Roll out those lazy, hazy, crazy days of … well, summer’s almost over. Those days of soda and pretzels and (all those) bees! 

Kids are on the way back to school. You know what that means – at the sound of the dismissal bell, they’ll be magnetically drawn to the electronic screens for the remainder of the afternoon.

How do we keep them unplugged and outside? We like to entice (or bribe) ours with food! 

 

picnic in TR

 

The foothills, specifically TR, is the paragon of picnic spots. My crew ranges in age from two to fifteen years. Finding the perfect fit for everyone is not always easy. Sometimes we have to think outside the box.  

We’re all familiar with the obvious spots (although we’ve added a couple of those too). Today we’d like to introduce you to a few of the more obscure destinations. 

Pull out the checkered tablecloth, fill your baskets, and let’s go! 

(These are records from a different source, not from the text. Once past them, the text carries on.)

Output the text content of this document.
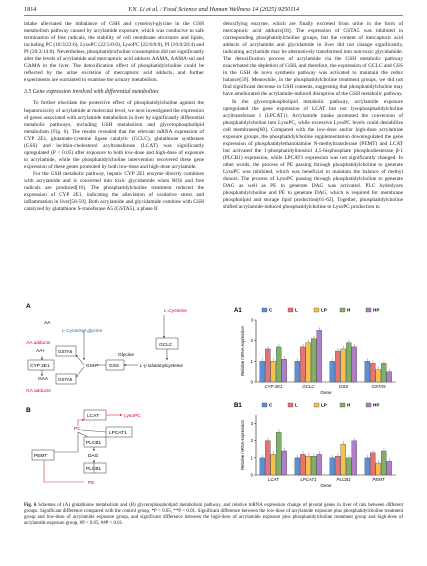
1814	Y.N. Li et al. / Food Science and Human Wellness 14 (2025) 9250114

intake alleviated the imbalance of GSH and cysteinyl-glycine in the GSH metabolism pathway caused by acrylamide exposure, which was conducive to safe termination of free radicals, the stability of cell membrane structures and lipids, including PC (18:3/22:6), LysoPC (22:5/0:0), LysoPC (22:6/0:0), PI (16:0/20:4) and PI (20:3/14:0). Nevertheless, phosphatidylcholine consumption did not significantly alter the levels of acrylamide and mercapturic acid adducts AAMA, AAMA-sul and GAMA in the liver. The detoxification effect of phosphatidylcholine could be reflected by the urine excretion of mercapturic acid adducts, and further experiments are warranted to examine the urinary metabolism.

3.5 Gene expression involved with differential metabolites

To further elucidate the protective effect of phosphatidylcholine against the hepatotoxicity of acrylamide at molecular level, we next investigated the expression of genes associated with acrylamide metabolism in liver by significantly differential metabolic pathways, including GSH metabolism and glycerophospholipid metabolism (Fig. 6). The results revealed that the relevant mRNA expression of CYP 2E1, glutamate-cysteine ligase catalytic (GCLC), glutathione synthetase (GSS) and lecithin-cholesterol acyltransferase (LCAT) was significantly upregulated (P < 0.05) after exposure to both low-dose and high-dose of exposure to acrylamide, while the phosphatidylcholine intervention recovered these gene expression of these genes promoted by both low-dose and high-dose acrylamide.

For the GSH metabolic pathway, hepatic CYP 2E1 enzyme directly combines with acrylamide and is converted into toxic glycidamide when ROS and free radicals are produced[16]. The phosphatidylcholine treatment reduced the expression of CYP 2E1, indicating the alleviation of oxidative stress and inflammation in liver[58-59]. Both acrylamide and glycidamide combine with GSH catalyzed by glutathione S-transferase A5 (GSTA5), a phase II

detoxifying enzyme, which are finally excreted from urine in the form of mercapturic acid adducts[18]. The expression of GSTA5 was inhibited in corresponding phosphatidylcholine groups, but the content of mercapturic acid adducts of acrylamide and glycidamide in liver did not change significantly, indicating acrylamide may be alternatively transformed into non-toxic glycidamide. The detoxification process of acrylamide via the GSH metabolic pathway exacerbated the depletion of GSH, and therefore, the expression of GCLC and GSS in the GSH de novo synthesis pathway was activated to maintain the redox balance[59]. Meanwhile, in the phosphatidylcholine treatment groups, we did not find significant decrease in GSH contents, suggesting that phosphatidylcholine may have ameliorated the acrylamide-induced disruption of the GSH metabolic pathway.

In the glycerophospholipid metabolic pathway, acrylamide exposure upregulated the gene expression of LCAT but not lysophosphatidylcholine acyltransferase 1 (LPCAT1). Acrylamide intake promoted the conversion of phosphatidylcholine into LysoPC, while excessive LysoPC levels could destabilize cell membranes[60]. Compared with the low-dose and/or high-dose acrylamide exposure groups, the phosphatidylcholine supplementation downregulated the gene expression of phosphatidylethanolamine N-methyltransferase (PEMT) and LCAT but activated the 1-phosphatidylinositol 4,5-bisphosphate phosphodiesterase β-1 (PLCB1) expression, while LPCAT1 expression was not significantly changed. In other words, the process of PE passing through phosphatidylcholine to generate LysoPC was inhibited, which was beneficial to maintain the balance of methyl donors. The process of LysoPC passing through phosphatidylcholine to generate DAG as well as PE to generate DAG was activated. PLC hydrolyzes phosphatidylcholine and PE to generate DAG, which is required for membrane phospholipid and storage lipid production[61-62]. Together, phosphatidylcholine shifted acrylamide-induced phosphatidylcholine to LysoPC production to

A
L-Cysteine
L-Cysteinyl-glycine
GCLC
AA adducts
AA+	GSTA5
Glycine
CYP 2E1	GSH	GSS	L-γ-Glutamylcysteine
GSTA5
GAA
GA adducts
AA
B
LCAT	LysoPC
PC
LPCAT1
PLCB1
PEMT	DAG
PLCB1
PE
A1	C	L	LP	H	HP
0
1
2
3
Relative mRNA expression
CYP 2E1	GCLC	GSS	GSTA5
Gene
B1	C	L	LP	H	HP
0
1
2
3
Relative mRNA expression
LCAT	LPCAT1	PLCB1	PEMT
Gene
Fig. 6 Schemes of (A) glutathione metabolism and (B) glycerophospholipid metabolism pathway, and relative mRNA expression change of pivotal genes in liver of rats between different groups. Significant difference compared with the control group, *P < 0.05, **P < 0.01. Significant difference between the low-dose of acrylamide exposure plus phosphatidylcholine treatment group and low-dose of acrylamide exposure group, and significant difference between the high-dose of acrylamide exposure plus phosphatidylcholine treatment group and high-dose of acrylamide exposure group, #P < 0.05, ##P < 0.01.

Jones Gap + Paris Mountain State Parks – Not obscure, but always on the list. Both parks are excellent choices. Paris Mountain has LOTS of picnic tables and shelters to choose from. You won’t find as many tables at Jones Gap, but the views (and sounds) cannot be beat! We’ve thrown down many a blanket by the rushing water. Heck, we’ve even enjoyed our PB&J while perched on a huge rock in the middle of the river. If you plan to frequent either one, the Park Passport is a steal! You pay per head at most gates. 

 

Paris Mountain State Park
Photo by Lacey Eibert Keigley

 

Campbell’s Covered BridgeThe only remaining covered bridge in South Carolina was built in 1909 atop Beaverdam Creek. It’s a beautiful place for a picnic, but there are no facilities. Depending on the length of your drive, be sure to make a pit stop for the kids before pulling in the park.

 

Campbells Covered Bridge
Photo by Lacey Eibert Keigley

 

Poinsett Bridge – For picnickers not afraid of an incline, this is a great choice. The oldest bridge in the state, or possibly the entire Southeast, the Poinsett Bridge was built in 1820 over Little Gap Creek. Tree-lined banks provide shady spots for a leisurely lunch in the outdoors (no tables or facilities). Homeschoolers may want to dig a little deeper into the history of the bridge, it’s fascinating.

 

Poinsett Bridge
Photo by Lacey Eibert Keigley

 

Poinsett Park – In addition to the picnic tables scattered around, there’s a covered shelter with clean bathrooms. A paved path, perfect for toys with wheels, circles the hugest (I’m not sure that’s a word) field of green grass. It also features playground equipment for all ages.

 

Poinsett Park

 

Gateway Park – A familiar spot for bikers, this park offers a playground, shaded picnic tables and even bathrooms.  

 

Gateway park

 

Turquoise Table – Travelers Rest United Methodist Church has joined the new hospitality concept spreading across America. Began by ordinary people who wanted to create a safe place for neighbors to connect over a cup of coffee or a glass of sweet tea, these tables are in all fifty states and eleven countries. You will find a Turquoise Table on the grounds of the church, alongside the Swamp Rabbit Trail. 

 

Turquoise Table
Photo by Lacey Eibert Keigley

 

Gazebo – This spot is an oasis “smack-dab” in the middle of town. A small koi pond, lots of green grass and several swings makes this perfect for a picnic. I promised not to make a Stars Hallow reference here, so I’m not. 

 

gazebo picnic

 

Trailblazer Park – It’s not just for concerts and farmers markets. Spread out your blanket on the amphitheater stage or just pick a spot in the grass.

 

picnic at Trailblazer

 

Watch the weather, pick a delightful day and head to Travelers Rest with your basket of goodies.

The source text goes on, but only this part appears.